Graph layout is the process of physically placing nodes and edges in space, for the purposes of visualising data structure. In other words, ordering the information for visual inspection
Graphs may be drawn manually, placing nodes and edges in specific positions. In the case of the London Underground map for example, node positions do not represent the actual geographical position of a station, but rather are approximations, stations being placed in a way designed to make the map easier to read and interpret.
For most networks however, graph layout is achieved by means of a layout algorithm that places nodes and edges according to sets of rules. There are numerous different types of layout algorithm, but perhaps the most commonly used kind are called force directed layout algorithms. The approach relies on simulating repulsive forces between all graph nodes and attractive forces between connected nodes, positioning them so these forces reach a minimal energy state.
It should be noted that the layout of a graph does not affect its properties, i.e. nodes still have the same number of edges and they connect in the same way, only how the information is displayed is different.
Simply put, node degree is the number of edges a node has. In directed graphs, you may talk about a node’s ‘in degree’ or ‘out degree’, referring to the edges that point at it or away from it respectively. The number and distribution of edges across a graph determines its topology.
A graph’s topology or structure is dependent on the source of data it represents and how nodes are connected to one another. Ultimately, this affects the appearance of the graph or its ‘shape’. Nodes with many edges may represent hubs and big graphs may look like ‘hairballs’. Alternatively, they may be highly structured entities with numerous areas of high connectivity leading to cliques within the graph structure. You can tell a lot about a given set of data by the topology of the graph it forms.
A component is a subset of a graph in which there is a path of edges from every node to every other node within the component. A graph may have multiple components. In this case nodes in one component have no connectivity to those in any other component. In other words, each component represents an ‘island’ of data.
Each node or edge may be associated with additional information, called attribute data. For example, if a node represents a person, we might also know information on that individual’s, age, height, weight, diet, etc.. In the case of edges, it may be that there are different values associated with them, for example correlation values, or they may represent a different source or kind of information that connects two entities.
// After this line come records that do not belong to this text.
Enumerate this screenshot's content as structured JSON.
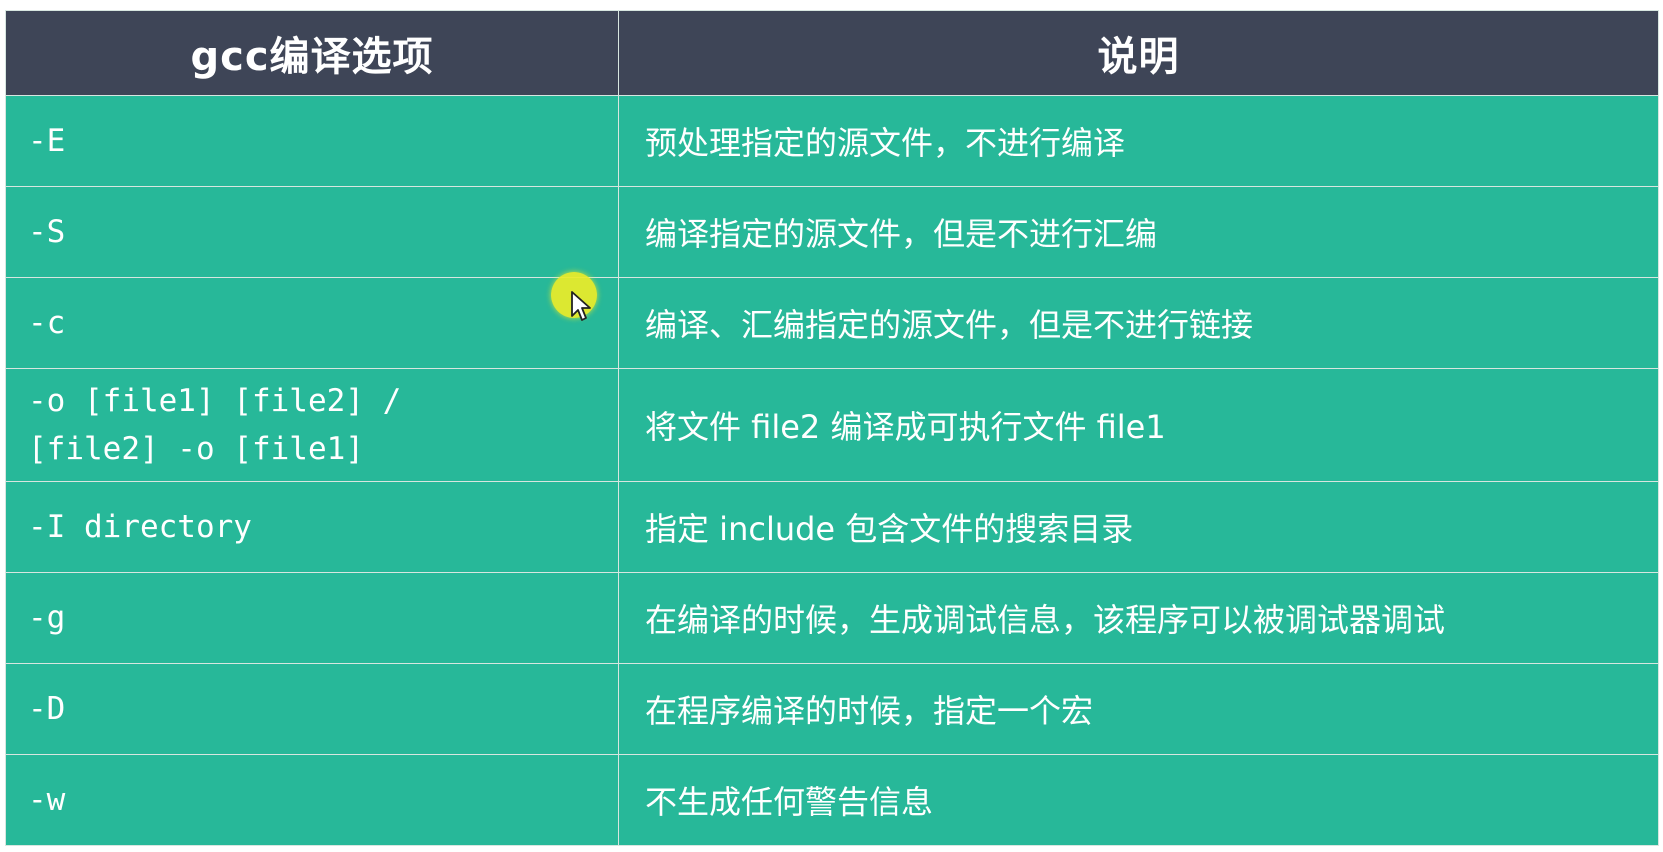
{
  "table": {
    "header": {
      "option": "gcc编译选项",
      "description": "说明"
    },
    "rows": [
      {
        "option": "-E",
        "description": "预处理指定的源文件，不进行编译"
      },
      {
        "option": "-S",
        "description": "编译指定的源文件，但是不进行汇编"
      },
      {
        "option": "-c",
        "description": "编译、汇编指定的源文件，但是不进行链接"
      },
      {
        "option": "-o [file1] [file2] /\n[file2] -o [file1]",
        "description": "将文件 file2 编译成可执行文件 file1"
      },
      {
        "option": "-I directory",
        "description": "指定 include 包含文件的搜索目录"
      },
      {
        "option": "-g",
        "description": "在编译的时候，生成调试信息，该程序可以被调试器调试"
      },
      {
        "option": "-D",
        "description": "在程序编译的时候，指定一个宏"
      },
      {
        "option": "-w",
        "description": "不生成任何警告信息"
      }
    ]
  },
  "colors": {
    "header_bg": "#3e4557",
    "row_bg": "#27b899",
    "text": "#ffffff",
    "cursor_highlight": "#ecec28"
  },
  "icons": {
    "cursor": "mouse-pointer-icon"
  }
}
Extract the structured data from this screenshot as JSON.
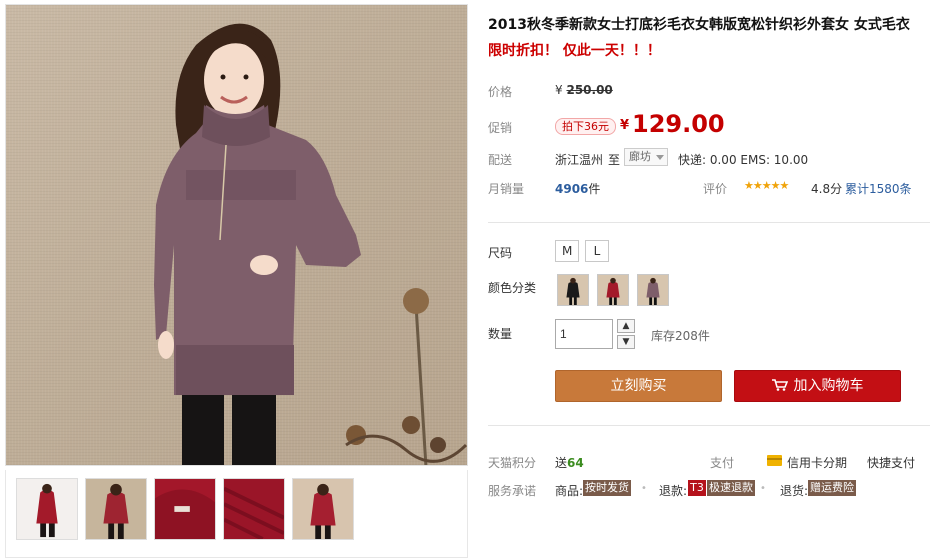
{
  "product": {
    "title": "2013秋冬季新款女士打底衫毛衣女韩版宽松针织衫外套女 女式毛衣",
    "subtitle": "限时折扣！ 仅此一天！！！"
  },
  "price": {
    "label": "价格",
    "original_currency": "¥",
    "original_value": "250.00",
    "promo_label": "促销",
    "promo_badge": "拍下36元",
    "promo_currency": "¥",
    "promo_value": "129.00"
  },
  "shipping": {
    "label": "配送",
    "from": "浙江温州",
    "to_label": "至",
    "destination": "廊坊",
    "cost": "快递: 0.00 EMS: 10.00"
  },
  "sales": {
    "label": "月销量",
    "count": "4906",
    "unit": "件",
    "rating_label": "评价",
    "stars": "★★★★★",
    "score": "4.8分",
    "total_reviews": "累计1580条"
  },
  "options": {
    "size_label": "尺码",
    "sizes": [
      "M",
      "L"
    ],
    "color_label": "颜色分类",
    "colors": [
      "black-swatch",
      "red-swatch",
      "purple-swatch"
    ],
    "qty_label": "数量",
    "qty_value": "1",
    "stock": "库存208件"
  },
  "actions": {
    "buy_now": "立刻购买",
    "add_cart": "加入购物车"
  },
  "service": {
    "points_label": "天猫积分",
    "points_prefix": "送",
    "points_value": "64",
    "pay_label": "支付",
    "pay_installment": "信用卡分期",
    "pay_quick": "快捷支付",
    "promise_label": "服务承诺",
    "goods_label": "商品:",
    "goods_tag": "按时发货",
    "refund_label": "退款:",
    "refund_badge": "T3",
    "refund_tag": "极速退款",
    "return_label": "退货:",
    "return_tag": "赠运费险"
  },
  "colors": {
    "price_red": "#c40000",
    "buy_now_bg": "#c8793a",
    "add_cart_bg": "#c30f14",
    "link_blue": "#2c5d9e",
    "sweater_purple": "#7e5e6a"
  }
}
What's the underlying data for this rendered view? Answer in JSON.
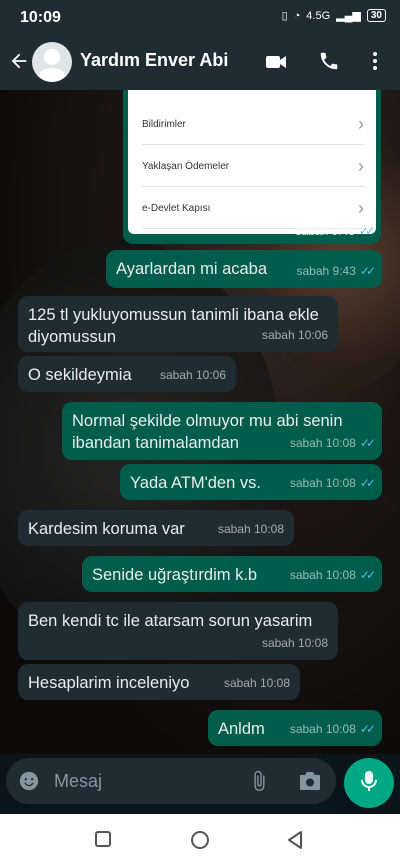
{
  "status": {
    "time": "10:09",
    "network": "4.5G",
    "battery": "30"
  },
  "header": {
    "contact_name": "Yardım Enver Abi"
  },
  "screenshot": {
    "items": [
      "Bildirimler",
      "Yaklaşan Ödemeler",
      "e-Devlet Kapısı"
    ],
    "time": "sabah 9:43"
  },
  "messages": [
    {
      "dir": "out",
      "text": "Ayarlardan mi acaba",
      "time": "sabah 9:43"
    },
    {
      "dir": "in",
      "text": "125 tl yukluyomussun tanimli ibana ekle diyomussun",
      "time": "sabah 10:06"
    },
    {
      "dir": "in",
      "text": "O sekildeymia",
      "time": "sabah 10:06"
    },
    {
      "dir": "out",
      "text": "Normal şekilde olmuyor mu abi senin ibandan tanimalamdan",
      "time": "sabah 10:08"
    },
    {
      "dir": "out",
      "text": "Yada ATM'den vs.",
      "time": "sabah 10:08"
    },
    {
      "dir": "in",
      "text": "Kardesim koruma var",
      "time": "sabah 10:08"
    },
    {
      "dir": "out",
      "text": "Senide uğraştırdim k.b",
      "time": "sabah 10:08"
    },
    {
      "dir": "in",
      "text": "Ben kendi tc ile atarsam sorun yasarim",
      "time": "sabah 10:08"
    },
    {
      "dir": "in",
      "text": "Hesaplarim inceleniyo",
      "time": "sabah 10:08"
    },
    {
      "dir": "out",
      "text": "Anldm",
      "time": "sabah 10:08"
    }
  ],
  "input": {
    "placeholder": "Mesaj"
  },
  "colors": {
    "incoming": "#1f2c34",
    "outgoing": "#005c4b",
    "accent": "#00a884",
    "read_ticks": "#53bdeb"
  }
}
One of the most useful approach to understanding the structure of a large graph is to perform a cluster analysis. Clustering is the process of dividing a graph into groups of nodes called clusters, based on their relative position within the overall topology of the graph. The theory being that areas of a graph represent communities where nodes possess similar properties or characteristics. There are numerous algorithms available to analyse graphs in this way, and they often have parameters to change the granularity of clustering. There is no simple answer to the question of what the ‘correct’ clustering of a graph is, but good visualisation allows one to use the results of a cluster analysis as a guide to see how it maps on to a graph’s structure.